Hilda nodded, unable to imagine looking after anyone. ‘Nappies.'

‘I have found them, while you were asleep. He has been changed. Now – I will put him down, and you can both sleep, and later I will come up and see how you are getting on. All right?'

‘You're very kind. I don't know what I'd do …'

‘I am glad to be able to help.' She was carrying Sam over to his cot. ‘Perhaps … I would take it downstairs, but I couldn't manage that … Perhaps if I take it through to the sitting room? Then we don't have to worry so much about infection.'

‘All right.' Hilda lay watching Anya tug the cot towards the door, panting, with Sam on one arm. ‘Put him in it,' she suggested.

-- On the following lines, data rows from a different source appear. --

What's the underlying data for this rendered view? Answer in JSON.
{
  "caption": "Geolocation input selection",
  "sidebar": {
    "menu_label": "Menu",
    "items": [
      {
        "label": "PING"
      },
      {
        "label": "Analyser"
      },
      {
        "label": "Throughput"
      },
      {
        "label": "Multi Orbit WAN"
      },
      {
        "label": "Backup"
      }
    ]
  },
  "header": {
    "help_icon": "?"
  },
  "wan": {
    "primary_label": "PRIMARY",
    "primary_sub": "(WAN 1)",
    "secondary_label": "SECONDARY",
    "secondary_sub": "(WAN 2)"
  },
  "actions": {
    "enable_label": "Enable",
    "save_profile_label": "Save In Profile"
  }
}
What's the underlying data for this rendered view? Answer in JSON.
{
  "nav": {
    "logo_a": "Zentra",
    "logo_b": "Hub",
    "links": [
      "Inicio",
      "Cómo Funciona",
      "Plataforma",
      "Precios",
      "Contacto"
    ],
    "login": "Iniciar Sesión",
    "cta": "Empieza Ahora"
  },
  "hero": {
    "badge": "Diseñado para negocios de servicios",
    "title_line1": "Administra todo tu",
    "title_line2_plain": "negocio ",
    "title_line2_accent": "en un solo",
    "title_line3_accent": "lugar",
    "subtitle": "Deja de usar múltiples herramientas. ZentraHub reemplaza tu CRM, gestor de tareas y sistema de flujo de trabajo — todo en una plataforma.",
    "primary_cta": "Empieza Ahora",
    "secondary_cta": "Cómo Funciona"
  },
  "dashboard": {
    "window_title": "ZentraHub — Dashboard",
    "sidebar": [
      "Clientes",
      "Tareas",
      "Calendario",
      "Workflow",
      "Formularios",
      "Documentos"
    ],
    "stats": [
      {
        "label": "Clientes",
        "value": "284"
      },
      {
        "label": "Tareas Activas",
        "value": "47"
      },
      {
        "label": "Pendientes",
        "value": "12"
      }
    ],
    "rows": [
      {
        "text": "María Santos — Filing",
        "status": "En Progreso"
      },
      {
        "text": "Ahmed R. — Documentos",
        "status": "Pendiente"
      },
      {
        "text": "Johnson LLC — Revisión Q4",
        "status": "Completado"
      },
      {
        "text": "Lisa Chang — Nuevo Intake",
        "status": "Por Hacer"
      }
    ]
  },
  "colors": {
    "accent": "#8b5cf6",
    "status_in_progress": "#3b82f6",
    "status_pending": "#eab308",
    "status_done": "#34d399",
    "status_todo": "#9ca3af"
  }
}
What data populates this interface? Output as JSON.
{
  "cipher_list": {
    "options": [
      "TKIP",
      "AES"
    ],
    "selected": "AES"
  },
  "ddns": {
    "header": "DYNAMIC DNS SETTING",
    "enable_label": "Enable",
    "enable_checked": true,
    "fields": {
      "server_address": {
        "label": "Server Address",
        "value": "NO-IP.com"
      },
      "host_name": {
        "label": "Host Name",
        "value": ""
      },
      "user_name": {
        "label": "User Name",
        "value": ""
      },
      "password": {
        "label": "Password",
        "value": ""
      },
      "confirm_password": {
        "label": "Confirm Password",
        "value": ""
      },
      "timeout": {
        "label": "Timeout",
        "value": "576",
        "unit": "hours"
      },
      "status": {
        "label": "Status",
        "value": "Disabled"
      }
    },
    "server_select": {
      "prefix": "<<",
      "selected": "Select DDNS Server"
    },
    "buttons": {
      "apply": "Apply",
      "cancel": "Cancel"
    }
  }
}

‘Ah! Why didn't I think of that? In you go, Sam, we're going for a little ride.' She laid him down and Sam turned his head to watch Hilda, unruffled, as he was pulled jerkily away, his hanging toys rattling. ‘Off we go!'

Hilda turned over and closed her eyes. After a few minutes she jumped, feeling something at her feet: Anya, reaching in for the hot water bottle. She brought it back, refilled, wrapped in a cardigan. ‘So it does not burn you,' she whispered, and tiptoed out. Hilda tugged it up the bed and wrapped her arms round it. Her whole body ached, the fever kept at bay but her eyes throbbing. In the midst of this she was aware of a deeper, underlying feeling of total security: she could rest without anxiety – someone, at last, had taken over and was looking after her. She slept again, and did not wake until the evening, finding the curtains drawn and the bedside lamp on the floor, so that it would not hurt her eyes – just as she had arranged the room for Stephen, the very first night he stayed with her, all those years ago.